Diogo produz cafés especiais de 20 variedades, mas as predominantes são bourbon amarelo, catuaí amarelo e o catiguá.
A produção é toda manual, com 120 funcionários durante a colheita, por conta da elevação do terreno.
Por lá, a sustentabilidade tem a mesma importância que tem para Juliana e Flávio, mas por um motivo diferente.
“As mudanças climáticas vêm afetando muito a produção. Amenizamos esse efeito com práticas de agricultura regenerativa, polinizadores naturais como abelhas e marimbondos e adubação que equilibra biológicos e químicos”, afirma Diogo.

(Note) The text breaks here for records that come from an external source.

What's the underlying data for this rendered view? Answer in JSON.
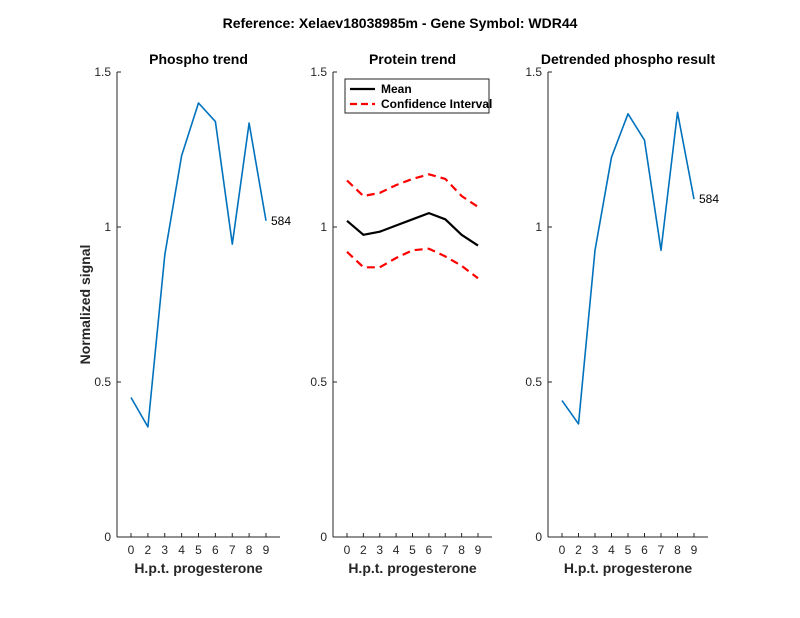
{
  "figure": {
    "title": "Reference:  Xelaev18038985m - Gene Symbol:  WDR44"
  },
  "chart_data": [
    {
      "type": "line",
      "title": "Phospho trend",
      "xlabel": "H.p.t. progesterone",
      "ylabel": "Normalized signal",
      "xticks": [
        0,
        2,
        3,
        4,
        5,
        6,
        7,
        8,
        9
      ],
      "ylim": [
        0,
        1.5
      ],
      "yticks": [
        "0",
        "0.5",
        "1",
        "1.5"
      ],
      "series": [
        {
          "color": "#0072BD",
          "dash": "solid",
          "width": 1.6,
          "values": [
            0.45,
            0.355,
            0.91,
            1.23,
            1.4,
            1.34,
            0.945,
            1.335,
            1.02
          ]
        }
      ],
      "annotation": {
        "text": "584",
        "at_index": 8
      }
    },
    {
      "type": "line",
      "title": "Protein trend",
      "xlabel": "H.p.t. progesterone",
      "ylabel": "",
      "xticks": [
        0,
        2,
        3,
        4,
        5,
        6,
        7,
        8,
        9
      ],
      "ylim": [
        0,
        1.5
      ],
      "yticks": [
        "0",
        "0.5",
        "1",
        "1.5"
      ],
      "series": [
        {
          "name": "Mean",
          "color": "#000000",
          "dash": "solid",
          "width": 2.2,
          "values": [
            1.02,
            0.975,
            0.985,
            1.005,
            1.025,
            1.045,
            1.025,
            0.975,
            0.94
          ]
        },
        {
          "name": "Confidence Interval",
          "color": "#FF0000",
          "dash": "dashed",
          "width": 2.2,
          "values": [
            1.15,
            1.1,
            1.11,
            1.135,
            1.155,
            1.17,
            1.155,
            1.1,
            1.065
          ]
        },
        {
          "color": "#FF0000",
          "dash": "dashed",
          "width": 2.2,
          "values": [
            0.92,
            0.87,
            0.87,
            0.9,
            0.925,
            0.93,
            0.905,
            0.875,
            0.835
          ]
        }
      ],
      "legend": {
        "placement": "top-left",
        "entries": [
          {
            "label": "Mean",
            "color": "#000000",
            "dash": "solid"
          },
          {
            "label": "Confidence Interval",
            "color": "#FF0000",
            "dash": "dashed"
          }
        ]
      }
    },
    {
      "type": "line",
      "title": "Detrended phospho result",
      "xlabel": "H.p.t. progesterone",
      "ylabel": "",
      "xticks": [
        0,
        2,
        3,
        4,
        5,
        6,
        7,
        8,
        9
      ],
      "ylim": [
        0,
        1.5
      ],
      "yticks": [
        "0",
        "0.5",
        "1",
        "1.5"
      ],
      "series": [
        {
          "color": "#0072BD",
          "dash": "solid",
          "width": 1.6,
          "values": [
            0.44,
            0.365,
            0.925,
            1.225,
            1.365,
            1.28,
            0.925,
            1.37,
            1.09
          ]
        }
      ],
      "annotation": {
        "text": "584",
        "at_index": 8
      }
    }
  ]
}
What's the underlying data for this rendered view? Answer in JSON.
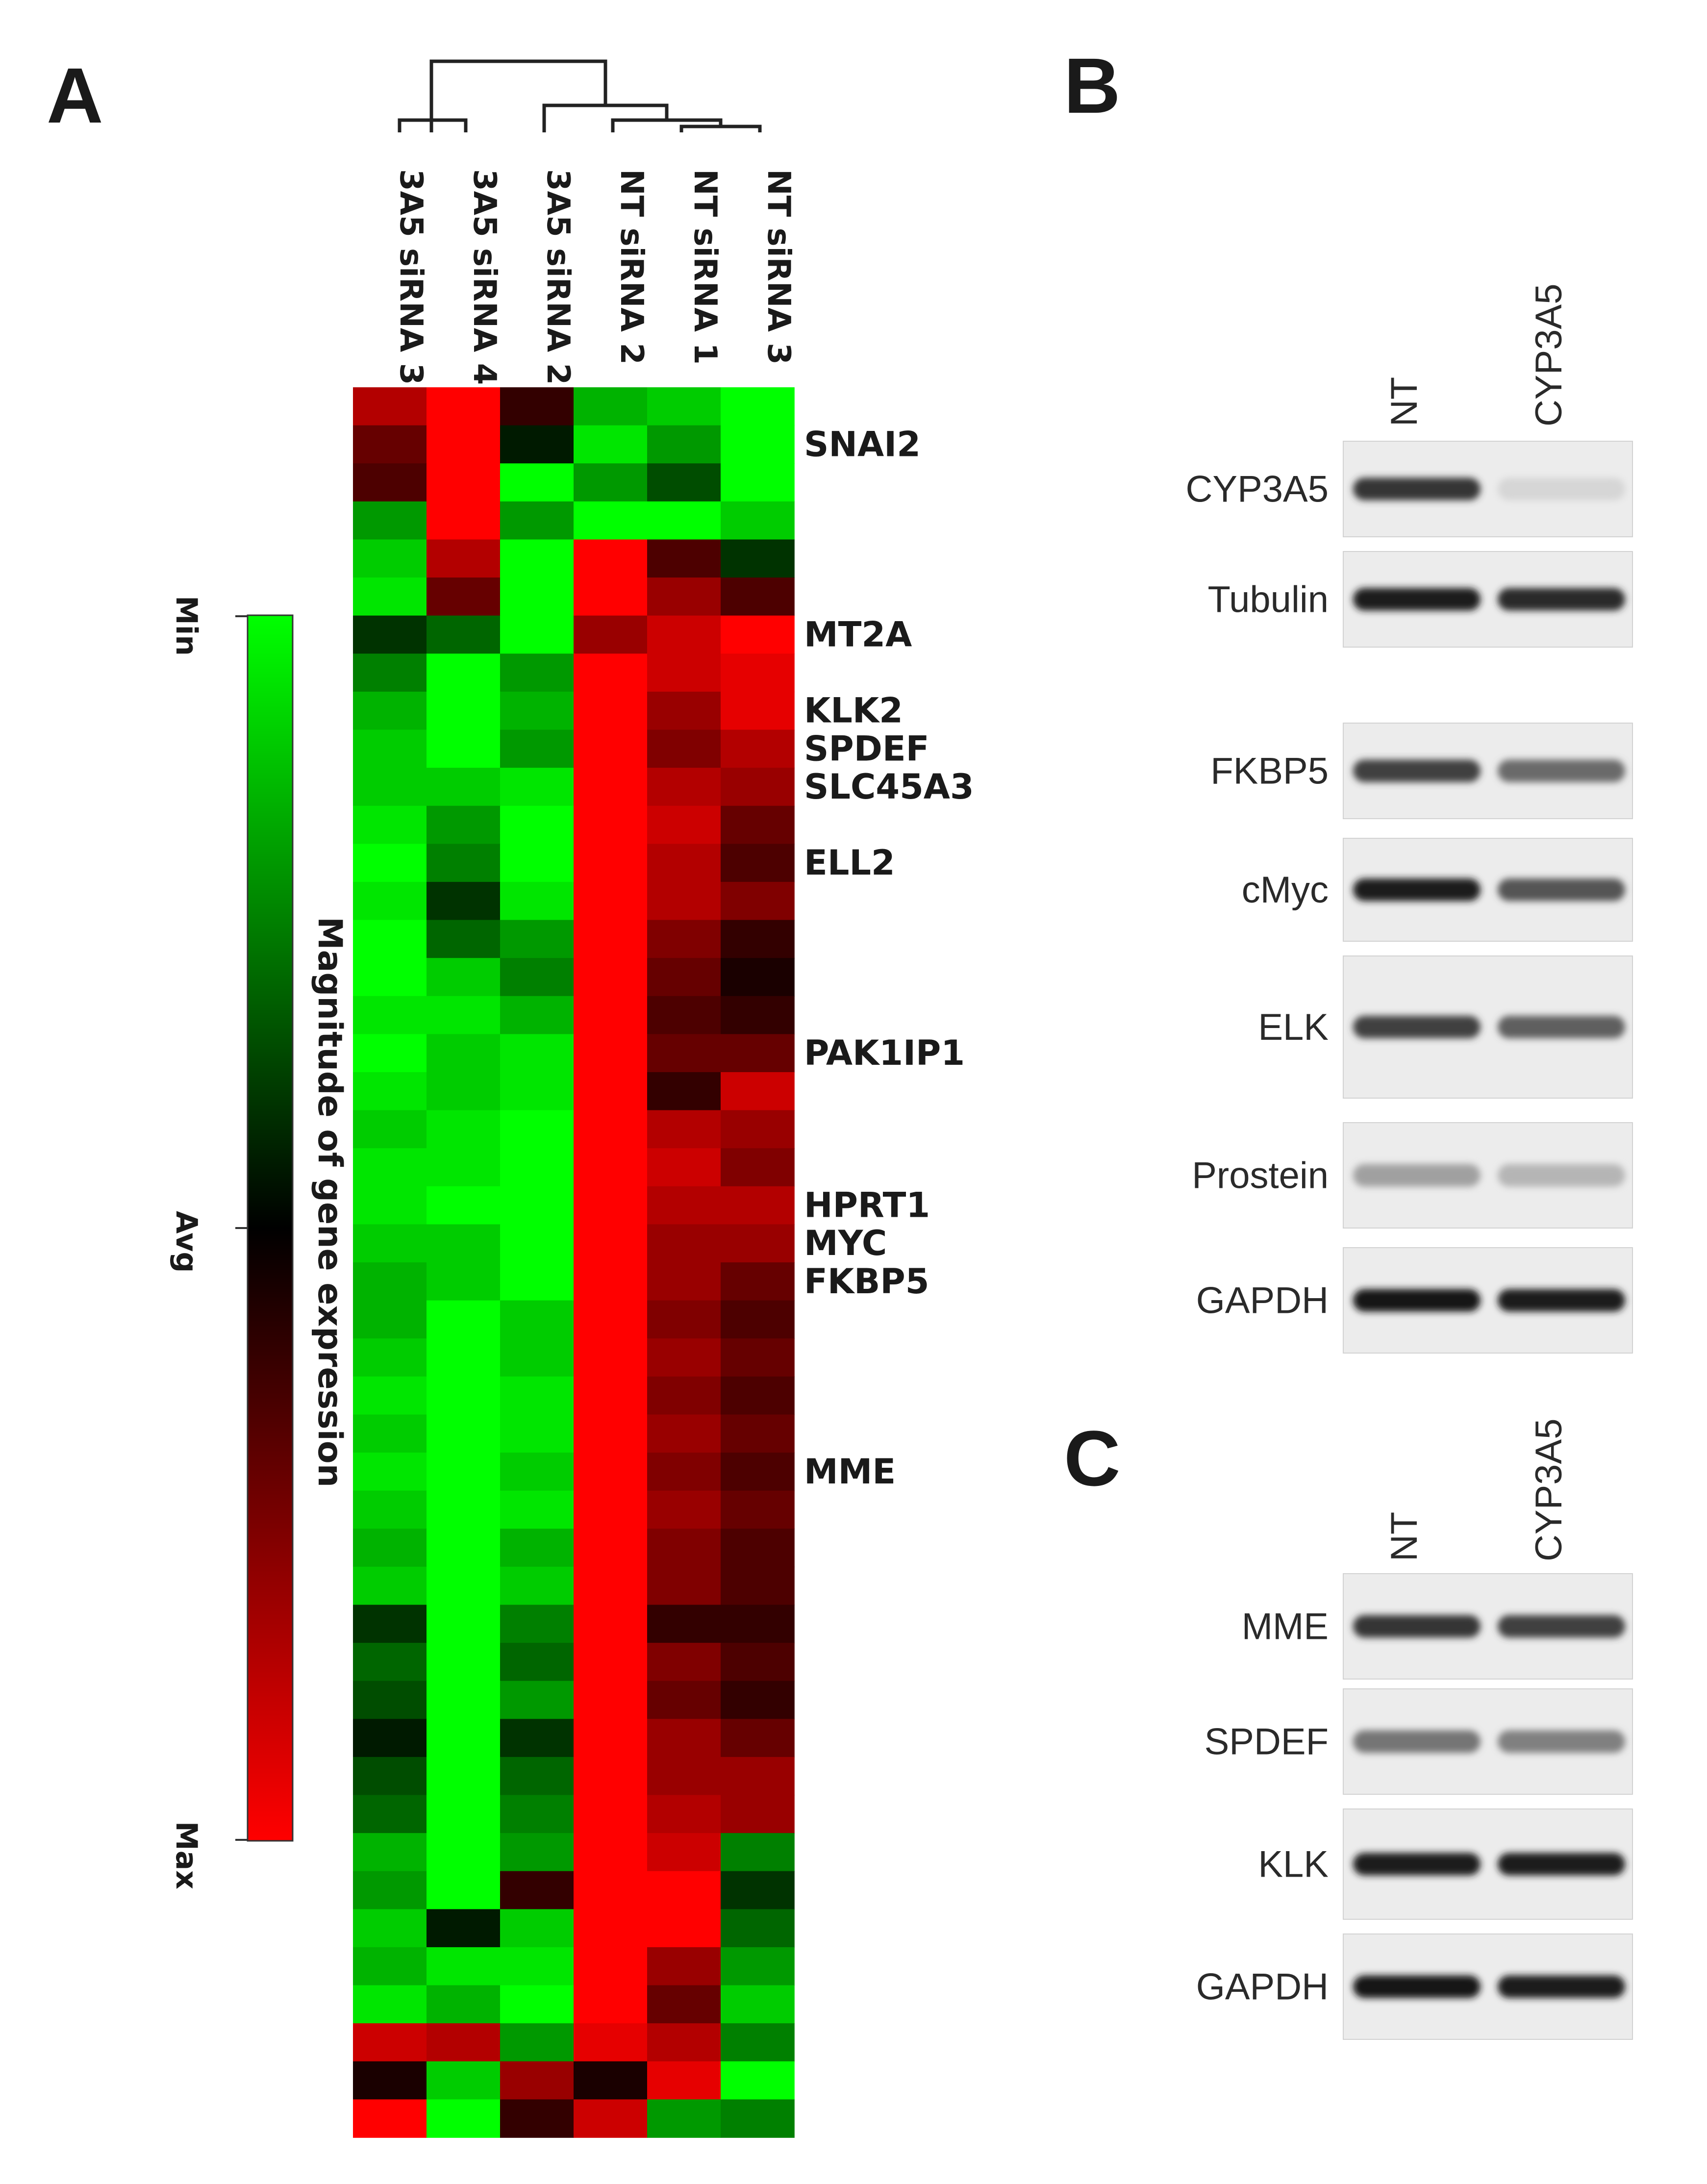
{
  "panels": {
    "a": "A",
    "b": "B",
    "c": "C"
  },
  "heatmap": {
    "samples": [
      "3A5 siRNA 3",
      "3A5 siRNA 4",
      "3A5 siRNA 2",
      "NT siRNA 2",
      "NT siRNA 1",
      "NT siRNA 3"
    ],
    "genes": [
      {
        "label": "SNAI2",
        "row": 1
      },
      {
        "label": "MT2A",
        "row": 6
      },
      {
        "label": "KLK2",
        "row": 8
      },
      {
        "label": "SPDEF",
        "row": 9
      },
      {
        "label": "SLC45A3",
        "row": 10
      },
      {
        "label": "ELL2",
        "row": 12
      },
      {
        "label": "PAK1IP1",
        "row": 17
      },
      {
        "label": "HPRT1",
        "row": 21
      },
      {
        "label": "MYC",
        "row": 22
      },
      {
        "label": "FKBP5",
        "row": 23
      },
      {
        "label": "MME",
        "row": 28
      }
    ],
    "colors": {
      "min": "#00ff00",
      "avg": "#000000",
      "max": "#ff0000"
    },
    "values_note": "",
    "rows": [
      [
        0.7,
        1.0,
        0.2,
        -0.7,
        -0.8,
        -1.0
      ],
      [
        0.4,
        1.0,
        -0.1,
        -0.9,
        -0.6,
        -1.0
      ],
      [
        0.3,
        1.0,
        -1.0,
        -0.6,
        -0.3,
        -1.0
      ],
      [
        -0.6,
        1.0,
        -0.6,
        -1.0,
        -1.0,
        -0.8
      ],
      [
        -0.8,
        0.7,
        -1.0,
        1.0,
        0.3,
        -0.2
      ],
      [
        -0.9,
        0.4,
        -1.0,
        1.0,
        0.6,
        0.3
      ],
      [
        -0.2,
        -0.4,
        -1.0,
        0.6,
        0.8,
        1.0
      ],
      [
        -0.5,
        -1.0,
        -0.6,
        1.0,
        0.8,
        0.9
      ],
      [
        -0.7,
        -1.0,
        -0.7,
        1.0,
        0.6,
        0.9
      ],
      [
        -0.8,
        -1.0,
        -0.6,
        1.0,
        0.5,
        0.7
      ],
      [
        -0.8,
        -0.8,
        -0.9,
        1.0,
        0.7,
        0.6
      ],
      [
        -0.9,
        -0.6,
        -1.0,
        1.0,
        0.8,
        0.4
      ],
      [
        -1.0,
        -0.5,
        -1.0,
        1.0,
        0.7,
        0.3
      ],
      [
        -0.9,
        -0.2,
        -0.9,
        1.0,
        0.7,
        0.5
      ],
      [
        -1.0,
        -0.4,
        -0.6,
        1.0,
        0.5,
        0.2
      ],
      [
        -1.0,
        -0.8,
        -0.5,
        1.0,
        0.4,
        0.1
      ],
      [
        -0.9,
        -0.9,
        -0.7,
        1.0,
        0.3,
        0.2
      ],
      [
        -1.0,
        -0.8,
        -0.9,
        1.0,
        0.4,
        0.4
      ],
      [
        -0.9,
        -0.8,
        -0.9,
        1.0,
        0.2,
        0.8
      ],
      [
        -0.8,
        -0.9,
        -1.0,
        1.0,
        0.7,
        0.6
      ],
      [
        -0.9,
        -0.9,
        -1.0,
        1.0,
        0.8,
        0.5
      ],
      [
        -0.9,
        -1.0,
        -1.0,
        1.0,
        0.7,
        0.7
      ],
      [
        -0.8,
        -0.8,
        -1.0,
        1.0,
        0.6,
        0.6
      ],
      [
        -0.7,
        -0.8,
        -1.0,
        1.0,
        0.6,
        0.4
      ],
      [
        -0.7,
        -1.0,
        -0.8,
        1.0,
        0.5,
        0.3
      ],
      [
        -0.8,
        -1.0,
        -0.8,
        1.0,
        0.6,
        0.4
      ],
      [
        -0.9,
        -1.0,
        -0.9,
        1.0,
        0.5,
        0.3
      ],
      [
        -0.8,
        -1.0,
        -0.9,
        1.0,
        0.6,
        0.4
      ],
      [
        -0.9,
        -1.0,
        -0.8,
        1.0,
        0.5,
        0.3
      ],
      [
        -0.8,
        -1.0,
        -0.9,
        1.0,
        0.6,
        0.4
      ],
      [
        -0.7,
        -1.0,
        -0.7,
        1.0,
        0.5,
        0.3
      ],
      [
        -0.8,
        -1.0,
        -0.8,
        1.0,
        0.5,
        0.3
      ],
      [
        -0.2,
        -1.0,
        -0.5,
        1.0,
        0.2,
        0.2
      ],
      [
        -0.4,
        -1.0,
        -0.4,
        1.0,
        0.5,
        0.3
      ],
      [
        -0.3,
        -1.0,
        -0.6,
        1.0,
        0.4,
        0.2
      ],
      [
        -0.1,
        -1.0,
        -0.2,
        1.0,
        0.6,
        0.4
      ],
      [
        -0.3,
        -1.0,
        -0.4,
        1.0,
        0.6,
        0.6
      ],
      [
        -0.4,
        -1.0,
        -0.5,
        1.0,
        0.7,
        0.6
      ],
      [
        -0.7,
        -1.0,
        -0.6,
        1.0,
        0.8,
        -0.5
      ],
      [
        -0.6,
        -1.0,
        0.2,
        1.0,
        1.0,
        -0.2
      ],
      [
        -0.8,
        -0.1,
        -0.8,
        1.0,
        1.0,
        -0.4
      ],
      [
        -0.7,
        -0.9,
        -0.9,
        1.0,
        0.6,
        -0.6
      ],
      [
        -0.9,
        -0.7,
        -1.0,
        1.0,
        0.4,
        -0.8
      ],
      [
        0.8,
        0.7,
        -0.6,
        0.9,
        0.7,
        -0.5
      ],
      [
        0.1,
        -0.8,
        0.6,
        0.1,
        0.9,
        -1.0
      ],
      [
        1.0,
        -1.0,
        0.2,
        0.8,
        -0.6,
        -0.5
      ]
    ]
  },
  "scale": {
    "title": "Magnitude of gene expression",
    "min_label": "Min",
    "avg_label": "Avg",
    "max_label": "Max"
  },
  "blot_b": {
    "lanes": [
      "NT",
      "CYP3A5"
    ],
    "rows": [
      {
        "label": "CYP3A5",
        "bands": [
          0.85,
          0.1
        ]
      },
      {
        "label": "Tubulin",
        "bands": [
          0.95,
          0.9
        ]
      },
      {
        "label": "FKBP5",
        "bands": [
          0.8,
          0.6
        ]
      },
      {
        "label": "cMyc",
        "bands": [
          0.95,
          0.7
        ]
      },
      {
        "label": "ELK",
        "bands": [
          0.8,
          0.65
        ]
      },
      {
        "label": "Prostein",
        "bands": [
          0.35,
          0.25
        ]
      },
      {
        "label": "GAPDH",
        "bands": [
          1.0,
          0.95
        ]
      }
    ]
  },
  "blot_c": {
    "lanes": [
      "NT",
      "CYP3A5"
    ],
    "rows": [
      {
        "label": "MME",
        "bands": [
          0.85,
          0.8
        ]
      },
      {
        "label": "SPDEF",
        "bands": [
          0.55,
          0.5
        ]
      },
      {
        "label": "KLK",
        "bands": [
          0.95,
          0.95
        ]
      },
      {
        "label": "GAPDH",
        "bands": [
          1.0,
          0.95
        ]
      }
    ]
  }
}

Para ele, ser escolhido como um dos produtores para aplicar o fertilizante com menor pegada de carbono serviu para tornar a fazenda “carbono negativa”, ou seja, que remove mais dióxido de carbono do que emite.
Segundo Acácio Martins, especialista da cadeia de alimentos e sustentabilidade da Yara, e responsável pelo projeto com os cafeicultores, o fertilizante mais sustentável segue com sete nutrientes no mesmo grano.
O que muda, é a fonte que o produz.
“O fertilizante nitrogenado é um dos grandes consumidores de combustível fóssil, como gás natural e carvão. Mudamos essa etapa”, disse.
O produto faz parte parte do portfólio Yara Climate Choice, que une as soluções em nutrição produzidas a partir de diferentes fontes renováveis, reduzindo as emissões de gases de efeito estufa.
A produção de fertilizantes nitrogenados pode gerar entre 1,5 e 3 toneladas de dióxido de carbono equivalente por tonelada do produto, segundo dados da Organização das Nações Unidas para Alimentação e Agricultura (FAO).
“Com esse adubo, vamos emitir menos ainda e o resultado será o mesmo. Foi um achado”, afirma Diogo, que aplicou o produto em 8 hectares.
O café com menor pegada de carbono já foi colhido e será exportado.
Vale destacar que 70% da produção atual é enviada principalmente para o Japão, Estados Unidos, Noruega e países da Europa.
O restante é vendido para empresas do setor, como a Nespresso, marca da multinacional suíça Nestlé, especializada em cafés premium em cápsulas, presente no Brasil desde 2006.
“A nossa expectativa, além de atingir metas de sustentabilidade, é a mesma do produtor. Agregar mais valor ao café brasileiro”, afirma Martins.